When she meets Ava and Swift Havilland, the vulnerable Helen is instantly enchanted. Wealthy, connected philanthropists, they have their own charity devoted to rescuing dogs. Their home is filled with fabulous friends, edgy art, and dazzling parties.
Then Helen meets Elliott, a kind, quiet accountant who offers loyalty and love with none of her newfound friends’ fireworks. To Swift and Ava, he’s boring. But even worse than that, he’s unimpressed by them.
As Helen increasingly falls under the Havillands’ influence—running errands, doing random chores, questioning her relationship with Elliott—Ava and Swift hold out the most seductive gift: their influence and help to regain custody of her son. But the debt Helen owes them is about to come due.

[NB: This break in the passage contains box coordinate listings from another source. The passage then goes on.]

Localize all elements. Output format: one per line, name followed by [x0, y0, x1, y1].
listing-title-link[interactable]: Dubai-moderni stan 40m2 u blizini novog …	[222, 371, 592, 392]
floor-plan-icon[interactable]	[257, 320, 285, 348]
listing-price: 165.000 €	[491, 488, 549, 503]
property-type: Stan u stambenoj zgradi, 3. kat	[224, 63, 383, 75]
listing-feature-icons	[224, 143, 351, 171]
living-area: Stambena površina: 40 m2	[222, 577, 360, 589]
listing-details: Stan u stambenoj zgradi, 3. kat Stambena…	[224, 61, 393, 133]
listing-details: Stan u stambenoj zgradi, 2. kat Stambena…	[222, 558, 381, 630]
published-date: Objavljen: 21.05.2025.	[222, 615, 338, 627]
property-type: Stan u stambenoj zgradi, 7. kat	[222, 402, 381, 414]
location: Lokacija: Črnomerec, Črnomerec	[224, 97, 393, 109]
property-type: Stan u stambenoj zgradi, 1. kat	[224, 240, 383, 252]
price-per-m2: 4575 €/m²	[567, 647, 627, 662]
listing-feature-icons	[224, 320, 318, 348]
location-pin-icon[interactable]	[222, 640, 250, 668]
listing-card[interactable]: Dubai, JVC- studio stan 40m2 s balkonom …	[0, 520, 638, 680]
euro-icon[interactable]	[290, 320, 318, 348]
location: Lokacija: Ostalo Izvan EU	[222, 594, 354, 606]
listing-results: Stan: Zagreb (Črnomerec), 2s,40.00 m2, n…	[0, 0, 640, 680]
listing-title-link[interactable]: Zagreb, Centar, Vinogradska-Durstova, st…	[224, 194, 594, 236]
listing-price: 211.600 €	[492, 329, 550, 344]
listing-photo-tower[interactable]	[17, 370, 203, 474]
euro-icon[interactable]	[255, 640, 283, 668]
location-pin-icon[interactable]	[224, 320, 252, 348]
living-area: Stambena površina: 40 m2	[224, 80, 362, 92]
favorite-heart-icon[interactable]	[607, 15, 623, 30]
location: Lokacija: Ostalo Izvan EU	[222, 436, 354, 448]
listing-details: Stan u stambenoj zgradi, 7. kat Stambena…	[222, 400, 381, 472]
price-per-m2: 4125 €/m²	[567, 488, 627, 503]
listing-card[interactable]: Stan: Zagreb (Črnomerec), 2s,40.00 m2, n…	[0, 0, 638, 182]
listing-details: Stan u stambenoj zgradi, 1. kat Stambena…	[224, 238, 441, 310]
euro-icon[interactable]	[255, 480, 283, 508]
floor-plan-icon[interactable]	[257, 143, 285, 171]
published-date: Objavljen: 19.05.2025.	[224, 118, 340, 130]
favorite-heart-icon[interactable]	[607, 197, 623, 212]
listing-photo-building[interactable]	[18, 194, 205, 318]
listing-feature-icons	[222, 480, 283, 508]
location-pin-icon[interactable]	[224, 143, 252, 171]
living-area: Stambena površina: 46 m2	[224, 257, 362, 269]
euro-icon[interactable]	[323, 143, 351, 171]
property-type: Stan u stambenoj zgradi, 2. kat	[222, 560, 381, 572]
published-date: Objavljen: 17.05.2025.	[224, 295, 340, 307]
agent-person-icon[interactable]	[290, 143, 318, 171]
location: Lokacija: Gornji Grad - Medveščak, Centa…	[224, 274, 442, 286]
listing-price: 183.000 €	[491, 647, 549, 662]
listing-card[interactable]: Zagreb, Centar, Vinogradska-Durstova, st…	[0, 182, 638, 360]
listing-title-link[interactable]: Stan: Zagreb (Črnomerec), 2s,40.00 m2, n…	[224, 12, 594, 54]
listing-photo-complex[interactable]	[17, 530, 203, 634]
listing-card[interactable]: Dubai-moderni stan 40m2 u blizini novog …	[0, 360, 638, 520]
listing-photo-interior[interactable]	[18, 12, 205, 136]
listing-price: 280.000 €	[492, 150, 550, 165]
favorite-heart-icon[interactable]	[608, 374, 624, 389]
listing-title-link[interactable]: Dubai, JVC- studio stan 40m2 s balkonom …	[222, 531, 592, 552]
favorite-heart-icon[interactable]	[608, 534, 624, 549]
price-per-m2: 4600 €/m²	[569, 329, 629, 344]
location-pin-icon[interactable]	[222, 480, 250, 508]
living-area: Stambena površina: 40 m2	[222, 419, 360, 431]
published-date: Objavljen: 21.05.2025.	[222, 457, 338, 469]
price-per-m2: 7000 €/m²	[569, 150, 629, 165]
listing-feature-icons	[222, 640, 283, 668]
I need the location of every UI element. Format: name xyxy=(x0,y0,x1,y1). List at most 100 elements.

Ollie witnesses an accident involving Swift, his grown son, and the daughter of the Havillands’ housekeeper. With her young son’s future in the balance, Helen must choose between the truth and the friends who have given her everything.
About Joyce Maynard
Joyce Maynard first came to national attention with the publication of her New York Times cover story “An Eighteen-Year-Old Looks Back on Life” in 1973, when she was a freshman at Yale. Since then, she has been a reporter and columnist for The New York Times, a syndicated newspaper columnist whose “Domestic Affairs” column appeared in more than fifty papers nationwide, a regular contributor to NPR. Her writing has also been published in national magazines, including O, The Oprah Magazine; Newsweek; The New York Times Magazine; Forbes; Salon; San Francisco Magazine, USA Weekly; and many more. She has appeared on Good Morning America, The Today Show, CNN, Hardball with Chris Matthews, Charlie Rose, and on Fresh Air. Essays of hers appear in numerous collections. She has been a fellow at Yaddo, UCross, and The MacDowell Colony, where she wrote her most recently published novel, Labor Day.

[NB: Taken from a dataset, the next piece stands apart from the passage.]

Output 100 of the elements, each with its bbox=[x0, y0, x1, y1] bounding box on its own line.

The author of many books of fiction and nonfiction, including the novel To Die For (in which she also plays the role of Nicole Kidman’s attorney) and the bestselling memoir, At Home in the World, Maynard makes her home in Mill Valley, California. Her novel, The Usual Rules—a story about surviving loss—has been a favorite of book club audiences of all ages, and was chosen by the American Library Association as one of the ten best books for young readers for 2003.
Joyce Maynard also runs the Lake Atitlan Writing Workshop in Guatemala, founded in 2002.